A survival comparison between inborn and outborn patients in the pre-ECMO and ECMO period demonstrated the same increasing survival tendency between both periods, but without a significant difference in survival for inborn infants (Table 3).

During the ECMO period, 52 patients were treated with ECMO; 30 (58%) of them were male; BW ranged from 2,460 to 4,140 g. The most common diagnoses for ECMO were CDH (30), RDS-Pneumonia (13), MAS (7), and PPHN (2). Of the 52 patients who were placed on ECMO, seven were treated with venovenous ECMO, 45 with venoarterial ECMO, and one patient was switched from venovenous to venoarterial ECMO. Forty-four out of the 52 patients (85%) survived with ECMO and were discharged home or transferred to their referring hospital (Table 2). Among the eight ECMO-treated patients who died, seven were transferred from other institutions. Two of the eight had severe infections and multiple organ failure, one was associated with Bordetella pertussis pneumonia, and the other with Listeria monocytogenes sepsis. Both had evidence of severe cerebral injury probably due to pre-ECMO hypoxic-ischemic insult. One patient had severe RDS/PPHN due to a surfactant protein B deficiency. The other five deaths were patients with severe CDH, four of them whom had multiple complications prior to ECMO, including recurrent pneumothoraces.

A univariate comparison for the ECMO period between groups exploring survival without ECMO versus death or ECMO as an outcome served to identify factors associated with adverse outcomes (Table 4). No differences were found in terms of GA, BW, gender, or Apgar scores. An OI greater than 40 at admission (before iNO/HFOV), the presence of a pneumothrorax, and the diagnosis of a CDH were significantly associated with death or ECMO. The percentage of outborn infants and the age at admission to the referral center were different, but not statistically significant in this primary analysis.

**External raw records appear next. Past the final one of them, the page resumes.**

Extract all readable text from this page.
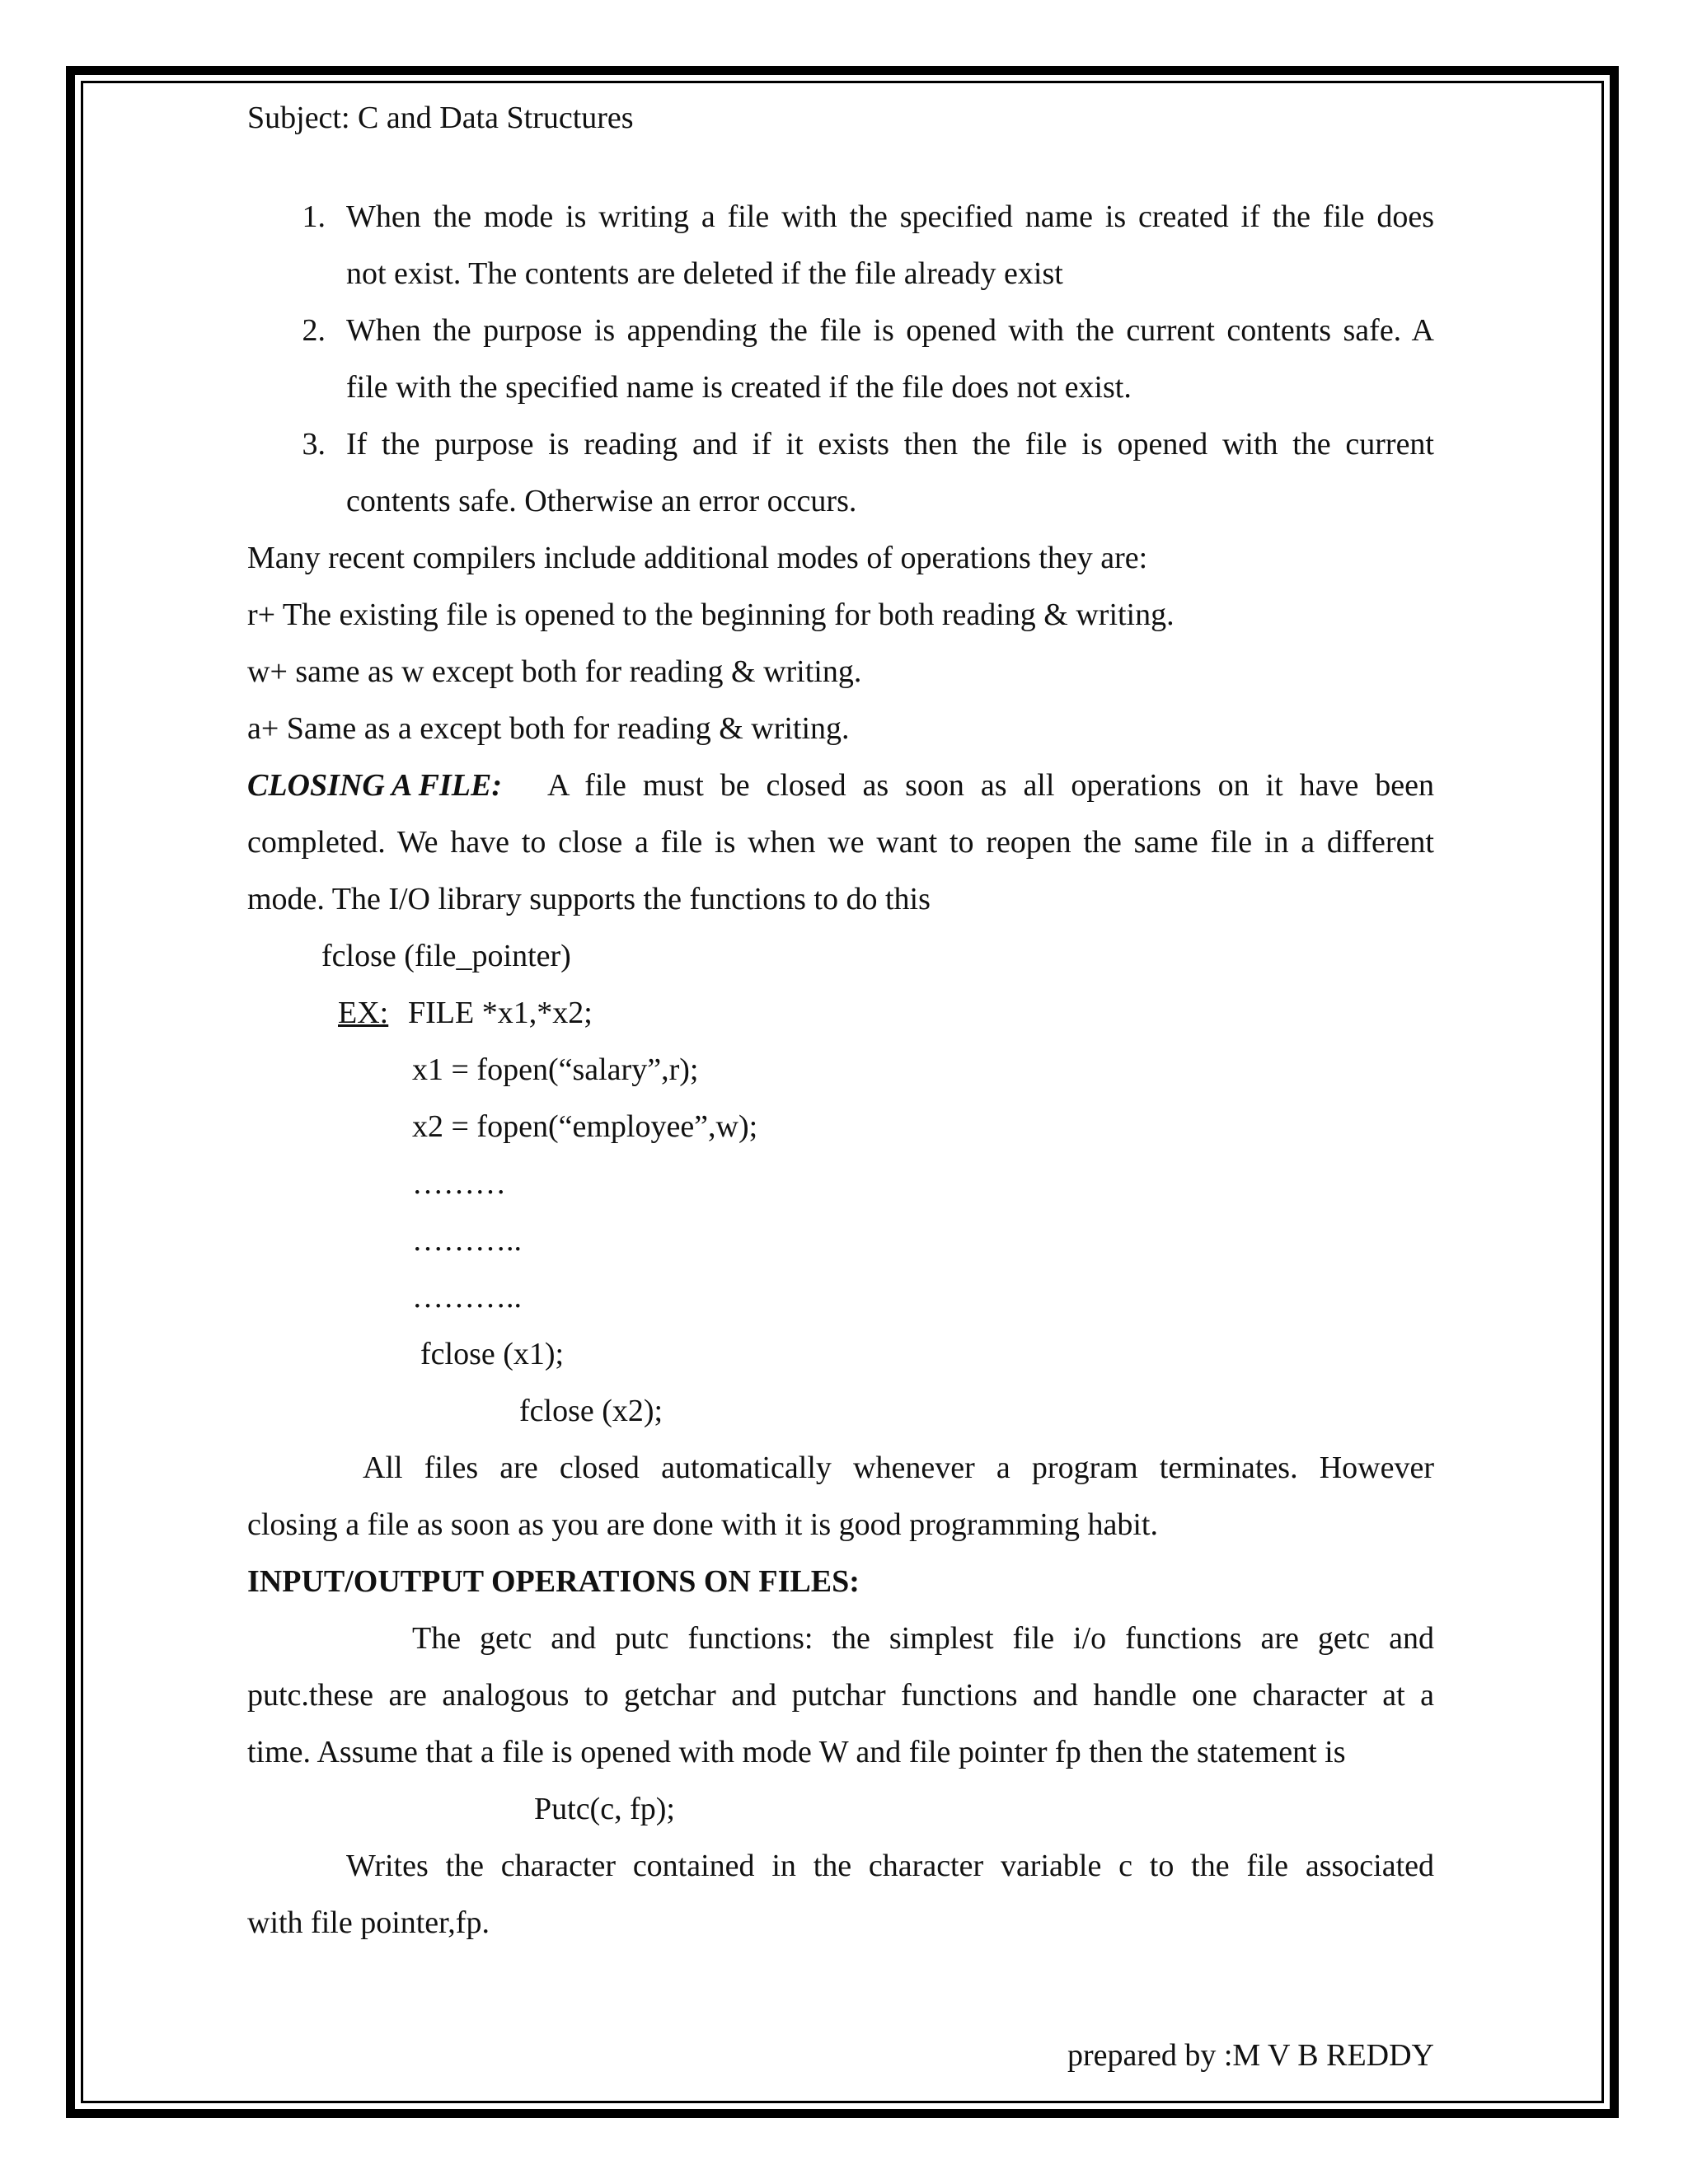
Subject: C and Data Structures
1. When the mode is writing a file with the specified name is created if the file does
not exist. The contents are deleted if the file already exist
2. When the purpose is appending the file is opened with the current contents safe. A
file with the specified name is created if the file does not exist.
3. If the purpose is reading and if it exists then the file is opened with the current
contents safe. Otherwise an error occurs.
Many recent compilers include additional modes of operations they are:
r+ The existing file is opened to the beginning for both reading & writing.
w+ same as w except both for reading & writing.
a+ Same as a except both for reading & writing.
CLOSING A FILE: A file must be closed as soon as all operations on it have been
completed. We have to close a file is when we want to reopen the same file in a different
mode. The I/O library supports the functions to do this
fclose (file_pointer)
EX: FILE *x1,*x2;
x1 = fopen(“salary”,r);
x2 = fopen(“employee”,w);
………
………..
………..
fclose (x1);
fclose (x2);
All files are closed automatically whenever a program terminates. However
closing a file as soon as you are done with it is good programming habit.
INPUT/OUTPUT OPERATIONS ON FILES:
The getc and putc functions: the simplest file i/o functions are getc and
putc.these are analogous to getchar and putchar functions and handle one character at a
time. Assume that a file is opened with mode W and file pointer fp then the statement is
Putc(c, fp);
Writes the character contained in the character variable c to the file associated
with file pointer,fp.
prepared by :M V B REDDY
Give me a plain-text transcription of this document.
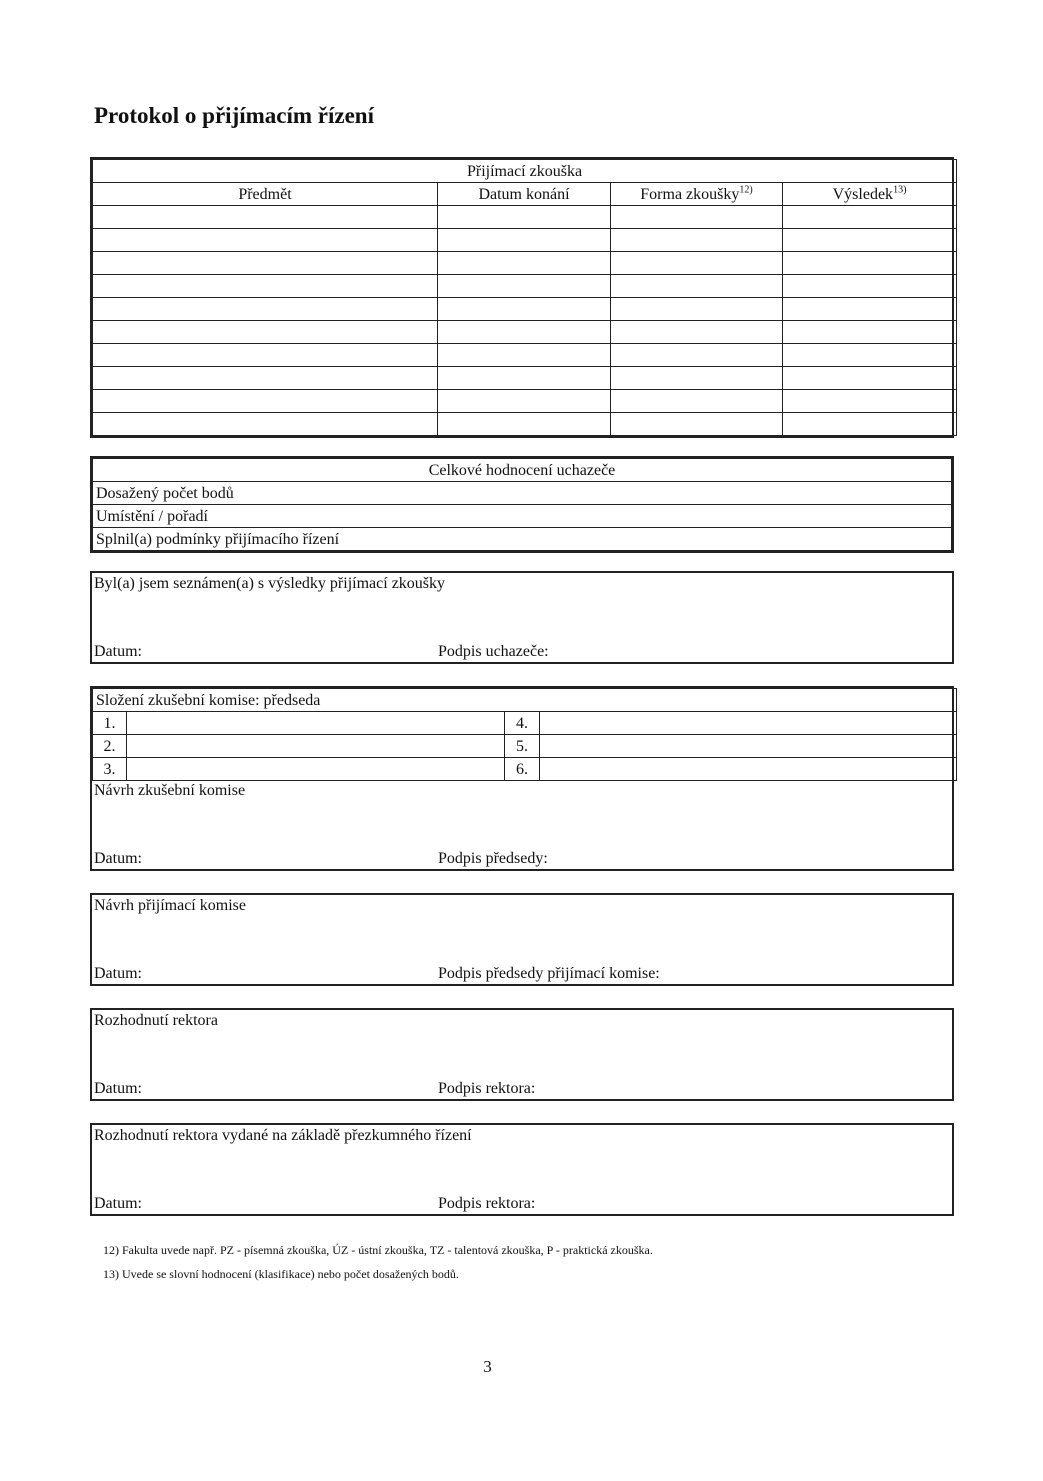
Protokol o přijímacím řízení
Přijímací zkouška			
Předmět	Datum konání	Forma zkoušky$^{12)}$	Výsledek$^{13)}$

Celkové hodnocení uchazeče
Dosažený počet bodů
Umístění / pořadí
Splnil(a) podmínky přijímacího řízení
Byl(a) jsem seznámen(a) s výsledky přijímací zkoušky
Datum:	Podpis uchazeče:
Složení zkušební komise: předseda			
1.		4.	
2.		5.	
3.		6.	
Návrh zkušební komise
Datum:	Podpis předsedy:
Návrh přijímací komise
Datum:	Podpis předsedy přijímací komise:
Rozhodnutí rektora
Datum:	Podpis rektora:
Rozhodnutí rektora vydané na základě přezkumného řízení
Datum:	Podpis rektora:
12) Fakulta uvede např. PZ - písemná zkouška, ÚZ - ústní zkouška, TZ - talentová zkouška, P - praktická zkouška.
13) Uvede se slovní hodnocení (klasifikace) nebo počet dosažených bodů.
3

After adjusting for confounders using multiple logistic regression analyses, the severity of the pretreatment OI (odds ratio [OR] = 13.4; 95% CI, 5.2–38.6), a late admission/referral to the tertiary NICU after 48 hours of life (OR = 3.8; 95% CI, 1.3–7.9), the presence of a previous pneumothorax (OR = 3.2; 95% CI, 1.3–7.9), and the diagnosis of a CDH (OR = 6.4; 95% CI, 2.3–19.4) were all significantly associated with the need for ECMO or death as an outcome (Fig. 2).

Figure 2.

Multivariate analysis of factors associated with extracorporeal membrane oxygenation (ECMO) or death in the ECMO period. BW = birthweight, CDH = congenital diaphragmatic hernia, OI = oxygenation index.

Cost-effectiveness Analysis

An initial cost-effectiveness analysis showed that, in the ECMO period, the cost per survivor was USD 31,104 in infants with non-CDH HRF and USD 73,515 in infants with CDH. Interestingly, the cost per survivor was USD 65,060 for ECMO-treated infant and USD 32,867 for conventional management. This analysis accounted for time to hospital discharge or transfer only. The mean charge per infant for ECMO run was estimated as USD 27,225.